It's only comparatively recently that I've returned to the world of being a desktop computer user. I built my own computer when I was in high school, and it died after 3 years (or so), and I replaced that with an Mac laptop, which I updated a couple of times, but until this last fall, that was my window onto the Internet and my main academic/scholarly tool for a long time. This "laptop only" modality, is I think pretty common among a layer of contemporary computer users. Students, Internet-industry professionals (start-ups, programmers/hackers of a certain breed, etc.) are all prone to this kind of setup. And the truth is, that given today's technology, just about any laptop will pretty much whatever anyone needs from it. There are some limitations on the high end, but not many.

Indeed the reason that I moved to a desktop was the realization that I do about 60% of my computering in the study, at my desk. I also found myself needing a lot more screen space [1] than any laptop that I'd like to carry on my back could provide. It is also nice to be able to have a computer that's always on (downloading, file server stuff, etc.) and always connected to the Internet. Nevertheless, I still have a laptop and I find that I use it a lot. I tend to write in the morning in the living room, I reflexively (though I've gotten better at leaving it at home) take the laptop with me when I leave the house.

I used to think that having more than one machine was a bit of a hassle, and I suppose it is, but I'm sort of interested in thinking about how folks--particularly people who also have a desktop--use laptops. My laptop, despite being really half as powerful as the desktop, is configured the same way my desktop is, it has all of the same software, and nearly all of the same data. This seems like an ideal situation from a workflow perspective, but I can respect that there are other approaches.

I end up using the laptop as a "change of pace," and as a "more focused" situation when I need to hunker down and write more seriously.

I intended this post to be less about general workflow stuff and more about my experiences with replacing my Macbook with the IBM/Lenovo Thinkpad X41t of which I've become quite enamored. Particularly, with respect to its "tablet," feature.

A few weeks ago I started to use the Macbook again incidentally, and my conclusion from this experience is that, while I have a lot of respect for OS X and the mac platform, it's not something that I want to use myself in any kind of day to day way. So I'm back using the thinkpad, and I'm tracking around for a second one (long story) so that I can sell the macbook without hurting the family's ecology [2] of computers. And it's a great thing. In a sort of minimalistic and technologically frugal sort of way, this machine does everything I need of a laptop, which is kind of cool

When I got the laptop, I was really excited about the prospect of having a tablet-formed machine. I could annotate PDFs effectively, I could read ebooks more comfortably in bed or on the couch.

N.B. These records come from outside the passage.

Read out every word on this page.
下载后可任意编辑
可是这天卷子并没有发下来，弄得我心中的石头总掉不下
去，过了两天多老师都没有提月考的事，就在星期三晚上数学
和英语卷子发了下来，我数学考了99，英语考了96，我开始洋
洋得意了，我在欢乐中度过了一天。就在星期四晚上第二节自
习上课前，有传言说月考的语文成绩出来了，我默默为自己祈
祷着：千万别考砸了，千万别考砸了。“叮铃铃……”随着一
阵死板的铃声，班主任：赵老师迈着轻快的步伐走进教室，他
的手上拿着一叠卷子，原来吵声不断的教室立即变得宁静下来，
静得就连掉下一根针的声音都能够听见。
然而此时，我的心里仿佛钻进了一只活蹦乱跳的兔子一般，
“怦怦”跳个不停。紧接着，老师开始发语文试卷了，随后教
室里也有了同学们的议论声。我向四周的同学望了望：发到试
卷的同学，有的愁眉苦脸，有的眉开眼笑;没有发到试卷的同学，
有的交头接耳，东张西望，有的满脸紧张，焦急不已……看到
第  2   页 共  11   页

Turns out to not quite be the case.

Basically the implementation of the tablet part of the computer is perfect: the hinge is great, the texture of the screen is great, it just works--even on Linux. The problem? I don't have a hell of a lot of use for a computer without a keyboard. I like the experience of being able to turn it into a tablet to be able to concentrate a little bit better at the document at hand. That's useful. But the truth is I use it, maybe once a week if that.

Does anyone else have a tablet and if so, how much do you use it as such, or is there something really cool about tablets that I've totally missed?

Onward and Upward!

[1]I have something like 40 diagonal inches these days, on my main machine which is probably a bit of overkill. My issue on the Macbook screen was that I could have 30 windows open just fine (with Expose, which is really, a godsend) as long as I was working on a constrained number of projects. When I started having a bunch of "work things" on top of my usual cluster "tycho things," what had been pretty efficient became me spending forever finding the right text editor window. Magically the Awesome window manager that I use, manages to provide a lot more "conceptual" space for doing work, while also cutting down on distractions, without exactly tying conceptual space to physical space. Nifty stuff, really.
[2]When I got the thinkpad, I had intended to use it for a few weeks and then give it to my father, who'd been relegated to the oldest computer in the family computer ecology (an ibook). This was insurance against unanticipated systems failure (the last time a computer in died, there was... significant strife.) But, it turns out that the ibook has discovered a second life as the stereo system's Brain, and as I have the thinkpad... You can see where this is going.